| To: | Stephen Hemminger <shemminger@xxxxxxxx> |
|---|---|
| Subject: | Re: RFC: PHY Abstraction Layer II |
| From: | Andy Fleming <afleming@xxxxxxxxxxxxx> |
| Date: | Wed, 1 Jun 2005 17:36:54 -0500 |
| Cc: | Netdev <netdev@xxxxxxxxxxx>, Embedded PPC Linux list <linuxppc-embedded@xxxxxxxxxx>, Kumar Gala <kumar.gala@xxxxxxxxxxxxx> |
| In-reply-to: | <20050601144123.2bc11c06@dxpl.pdx.osdl.net> |
| References: | <1107b64b01fb8e9a6c84359bb56881a6@freescale.com> <20050531105939.7486e071@dxpl.pdx.osdl.net> <92F1428A-0B26-428B-8C06-35C7E5B9EEE3@freescale.com> <20050601144123.2bc11c06@dxpl.pdx.osdl.net> |
| Sender: | netdev-bounce@xxxxxxxxxxx |
On Wed, 1 Jun 2005 15:45:26 -0500 Andy Fleming <afleming@xxxxxxxxxxxxx> wrote: Well, the MII Management bus is, in fact, a bus. When a network driver wants to modify a PHY, it must access that bus. Many ethernet controllers have a 1 to 1 relationship, since a typical NIC is a PCI card with 1 ethernet port (meaning one controller, and one PHY).
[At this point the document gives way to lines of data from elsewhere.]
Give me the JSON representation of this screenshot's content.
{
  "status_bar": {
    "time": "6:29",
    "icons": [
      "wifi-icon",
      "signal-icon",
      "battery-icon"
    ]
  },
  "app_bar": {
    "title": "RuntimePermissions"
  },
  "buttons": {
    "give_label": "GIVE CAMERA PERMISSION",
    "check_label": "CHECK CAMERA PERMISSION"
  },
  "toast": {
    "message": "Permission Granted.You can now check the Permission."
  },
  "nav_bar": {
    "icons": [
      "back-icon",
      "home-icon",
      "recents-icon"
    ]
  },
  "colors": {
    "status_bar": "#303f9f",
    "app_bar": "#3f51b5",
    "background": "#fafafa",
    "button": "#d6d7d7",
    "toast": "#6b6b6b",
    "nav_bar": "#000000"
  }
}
However, many systems have multiple ethernet controllers attached to one bus, which configures multiple PHYs. Currently, these systems have been relying on luck to prevent multiple accesses to the same bus. This tends to work because all of the PHY support is contained within the ethernet driver, so it is easy for such drivers to ensure that only one PHY transaction is done at a time. This system begins to fall apart, though, when the PHY drivers start operating more independently to react to changing PHY state. It really begins to fall apart if you have multiple drivers trying to access a shared bus. For instance, the 8560 ADS board has 2 gigabit ethernet ports controlled by the gianfar driver, and 2 10/100 ports in the CPM subsystem, controlled by the fcc_enet driver. These two drivers each have an access point for the bus, which use different mechanisms (one is a bit bang interface, and one is register based). Using the new abstraction, it is possible for the FCC driver to use the gianfar driver's bus, thus saving code, and reducing complexity.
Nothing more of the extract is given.